Dengan menganalisa situs prasejarah di gurun Libya, tim peneliti dari universitas Huddersfield, Roma dan Modena & Reggio Emilia telah berhasil membuktikan bahwa orang-orang di Sahara Afrika sudah mulai menanam dan menyimpan sereal liar 10.000 tahun yang lalu. Selain kabar tentang praktik pertanian awal, mungkin ada pelajaran yang dapat dipetik untuk di masa depan, jika pemanasan global menyebabakan kebutuhan akan tanaman pangan alternatif.
Tim yang terdiri dari kerjasama antara University of Huddersfield dan University of Modena & Reggio Emilia telah menyelidiki temuan dari sebuah penampungan batu kuno di sebuah situs bernama Takarkori di barat daya Libya. Pada saat sekarang adalah gurun, tapi di zaman Holosen, sekitar 10.000 tahun yang lalu, area ini adalah bagian dari “Sahara hijau” dan sereal liar tumbuh di tempat ini. Lebih dari 200.000 bibit – dalam konsentrasi lingkaran kecil – ditemukan di Takarkori, yang menunjukkan bahwa pemburu-pengumpul telah mengembangkan bentuk awal pertanian dengan memanen dan menyimpan hasil panen mereka.
Tapi kemungkinan alternatifnya adalah semut, yang mampu memindahkan benih, bertanggung jawab atas konsentrasinya. Dr. Stefano Vanin, Pembaca Universitas Huddersfield di Forensic Biology dan ahli entomologi terkemuka di bidang forensik dan arkeologi, menganalisis sejumlah besar sampel, sekarang disimpan di Universitas Modena & Reggio Emilia. Pengamatannya memungkinkannya untuk menunjukkan bahwa serangga tidak bertanggung jawab dan mendukung hipotesis aktivitas manusia dalam pengumpulan dan penyimpanan benih tersebut.

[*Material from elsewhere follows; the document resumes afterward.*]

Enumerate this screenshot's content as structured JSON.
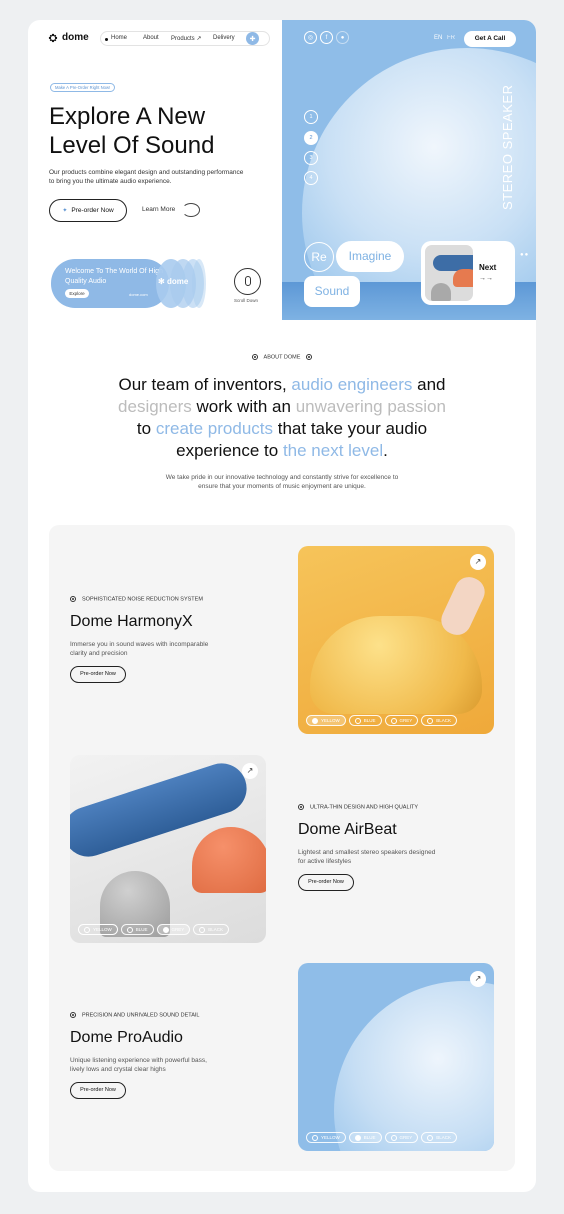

Penyelidikan di Takarkori memberikan bukti penyimpanan dan budidaya benih sereal yang pertama kali dikenal di Afrika. Situs ini telah menghasilkan penemuan kunci lainnya, termasuk sisa-sisa keranjang terbuat dari akar yang bisa digunakan untuk mengumpulkan benih. Juga, analisis kimia gerabah dari situs tersebut menunjukkan bahwa sup sereal dan keju sudah diproduksi saat itu.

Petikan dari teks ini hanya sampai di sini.